Corinne Michelle West, The Wiz, 1976
78 x 48 in.
Corinne Michelle West (1908-1991) was an American Abstract Expressionist artist artist, who often painted under the name Michael Corinne West. Born in Chicago, she attended the Cincinnati Art Academy and graduated in 1930. She had her first solo show at the Rochester Art Club in 1936, around the same time she began going by Mikael to aid in her success. In 1940, West adopted Michael, which she used in her everyday life as well as her painting. In the late thirties she met Arshile Gorky, an early leader of the New York school. They became close, and West became his muse. They were probably lovers, but it is known that Gorky asked West to marry him several times, but she refused. While some of her early work used figuration, West turned to pure abstraction before many of her contemporaries.
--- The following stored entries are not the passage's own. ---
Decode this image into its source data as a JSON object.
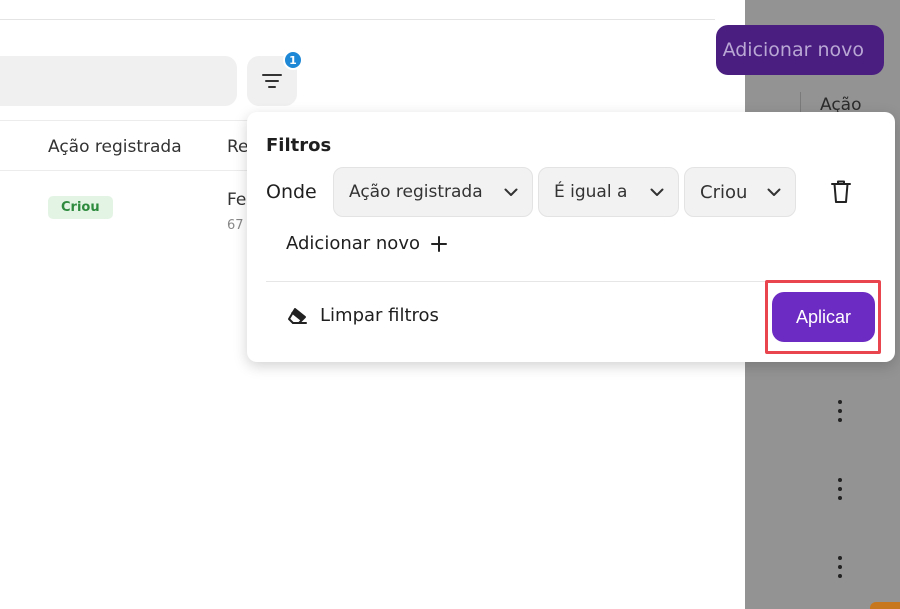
{
  "header": {
    "add_new_label": "Adicionar novo",
    "filter_badge_count": "1"
  },
  "table": {
    "columns": [
      "Ação registrada",
      "Re"
    ],
    "row": {
      "status": "Criou",
      "cell_text": "Fe",
      "cell_subtext": "67"
    },
    "actions_header": "Ação"
  },
  "filters": {
    "title": "Filtros",
    "where_label": "Onde",
    "field_value": "Ação registrada",
    "operator_value": "É igual a",
    "match_value": "Criou",
    "add_new_label": "Adicionar novo",
    "clear_label": "Limpar filtros",
    "apply_label": "Aplicar"
  },
  "colors": {
    "primary": "#6c2bc2",
    "badge": "#1e88d6",
    "status_bg": "#e3f4e5",
    "status_text": "#2e8b3e",
    "highlight": "#e8454f"
  },
  "icons": [
    "filter-icon",
    "chevron-down-icon",
    "trash-icon",
    "plus-icon",
    "eraser-icon",
    "kebab-menu-icon"
  ]
}
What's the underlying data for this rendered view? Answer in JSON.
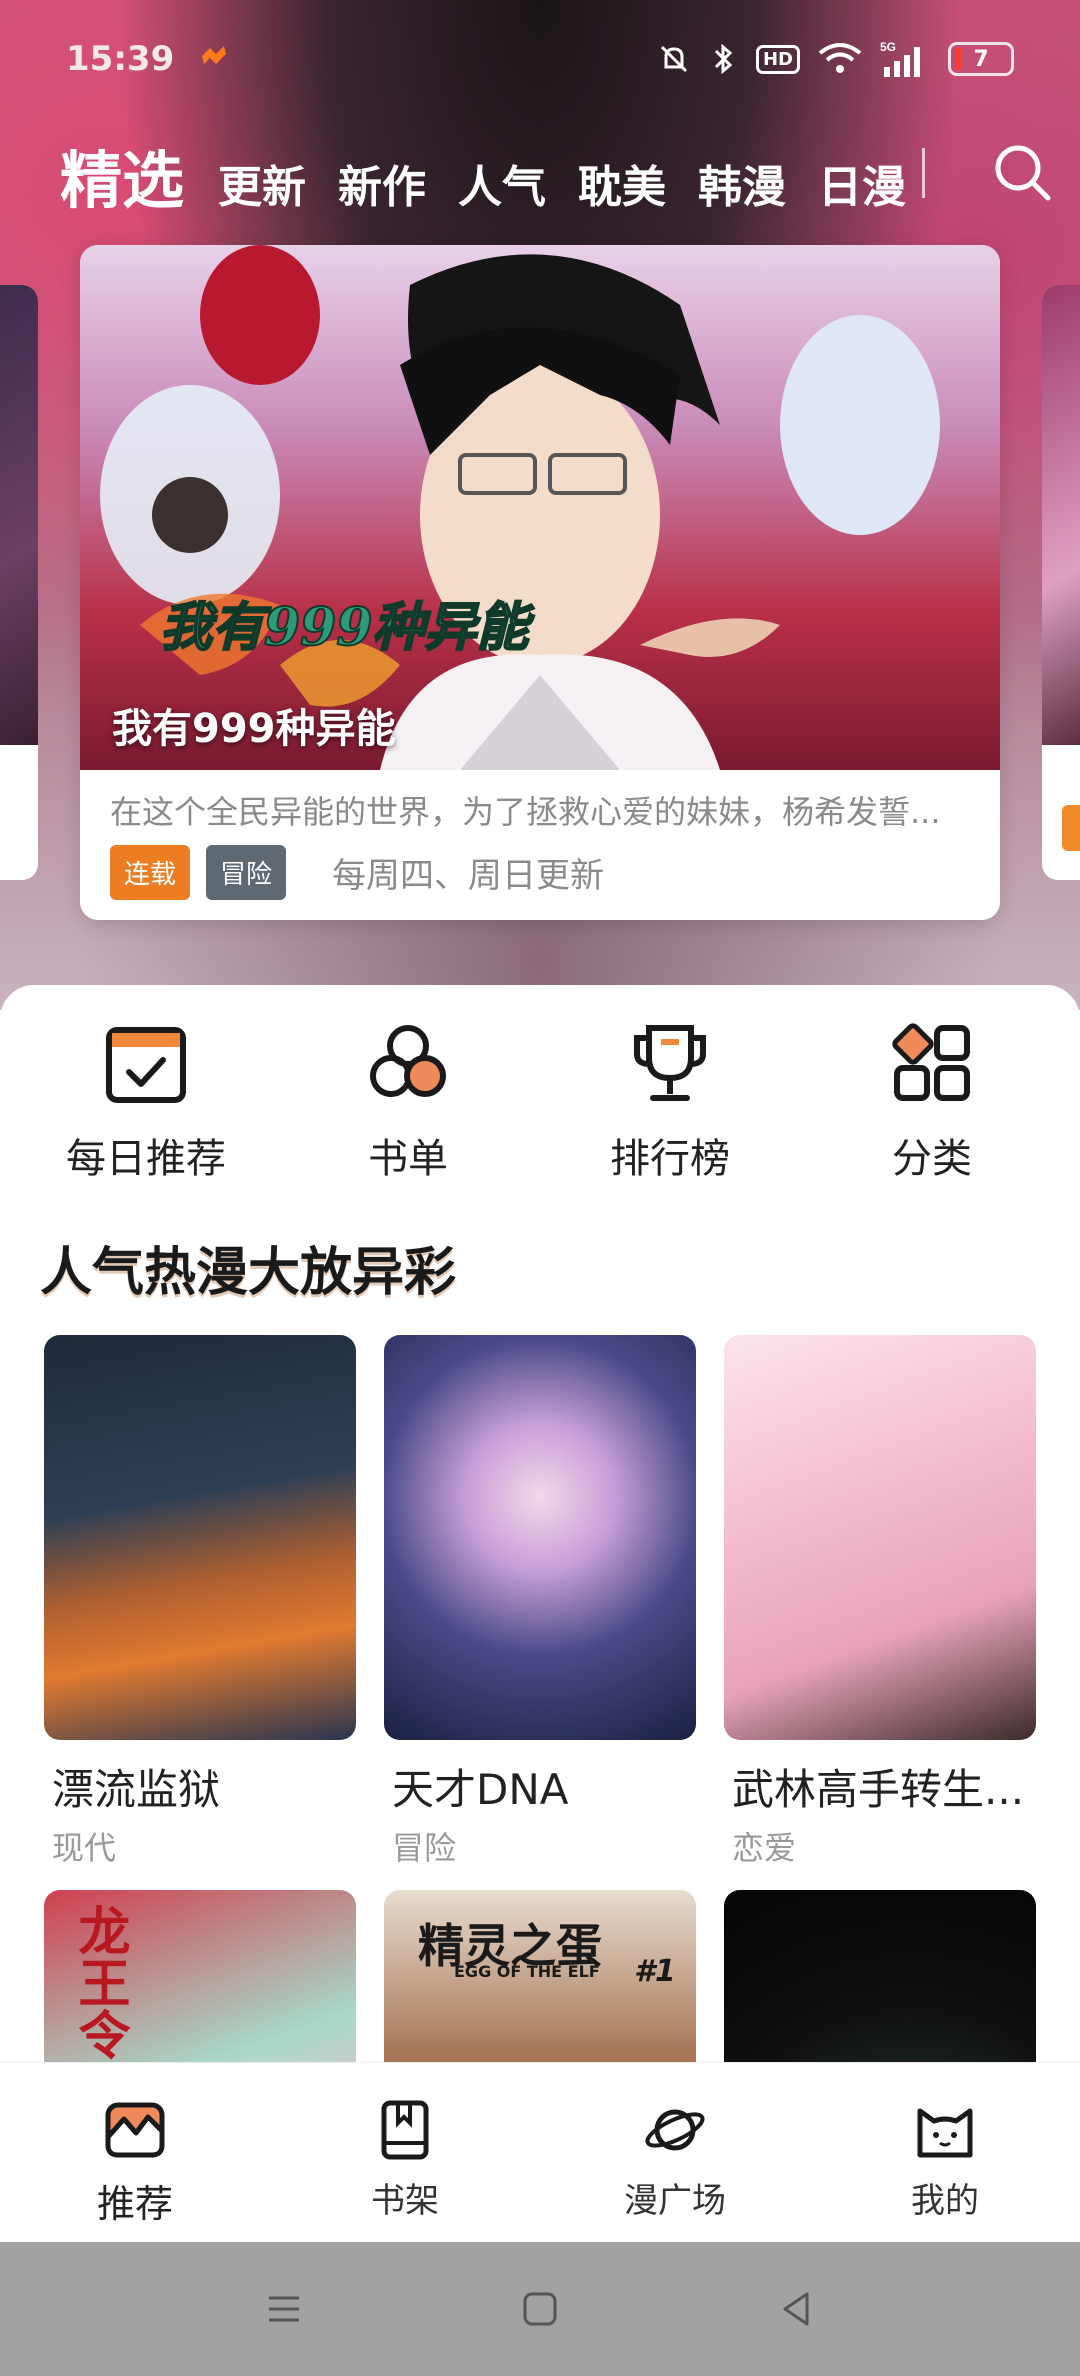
{
  "status_bar": {
    "time": "15:39",
    "hd_label": "HD",
    "battery": "7",
    "network": "5G"
  },
  "top_tabs": [
    "精选",
    "更新",
    "新作",
    "人气",
    "耽美",
    "韩漫",
    "日漫"
  ],
  "featured": {
    "title": "我有999种异能",
    "description": "在这个全民异能的世界，为了拯救心爱的妹妹，杨希发誓...",
    "badges": [
      "连载",
      "冒险"
    ],
    "update_schedule": "每周四、周日更新",
    "cover_logo_text": "我有999种异能"
  },
  "shortcuts": [
    {
      "label": "每日推荐",
      "icon": "calendar-check-icon"
    },
    {
      "label": "书单",
      "icon": "circles-icon"
    },
    {
      "label": "排行榜",
      "icon": "trophy-icon"
    },
    {
      "label": "分类",
      "icon": "category-icon"
    }
  ],
  "section": {
    "title": "人气热漫大放异彩"
  },
  "books": [
    {
      "title": "漂流监狱",
      "genre": "现代"
    },
    {
      "title": "天才DNA",
      "genre": "冒险"
    },
    {
      "title": "武林高手转生...",
      "genre": "恋爱"
    },
    {
      "title": "",
      "genre": "",
      "cover_text": "龙王令"
    },
    {
      "title": "",
      "genre": "",
      "cover_text": "精灵之蛋",
      "cover_subtext": "EGG OF THE ELF",
      "cover_mark": "#1"
    },
    {
      "title": "",
      "genre": ""
    }
  ],
  "bottom_nav": [
    {
      "label": "推荐",
      "icon": "recommend-icon",
      "active": true
    },
    {
      "label": "书架",
      "icon": "bookshelf-icon"
    },
    {
      "label": "漫广场",
      "icon": "planet-icon"
    },
    {
      "label": "我的",
      "icon": "cat-face-icon"
    }
  ],
  "colors": {
    "accent": "#ec7d23",
    "badge_gray": "#5e6870",
    "system_nav": "#a2a2a4"
  }
}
Her work demonstrates a profound understanding of the nature and effect of abstraction. West occasionally used all black in her paintings, but most of her works are explosions of color. Her later work demonstrates the same profound exploration of line and color. The Wiz is a powerful work, that feels somewhat primal. There is an aggression that comes to mark some of West's paintings and this piece tends toward that energy, but does not feel angry, but rather ecstatically intense. Using only primary colors, black, and white, West adds to that sense of primal urgency to create a very effective and beautiful painting.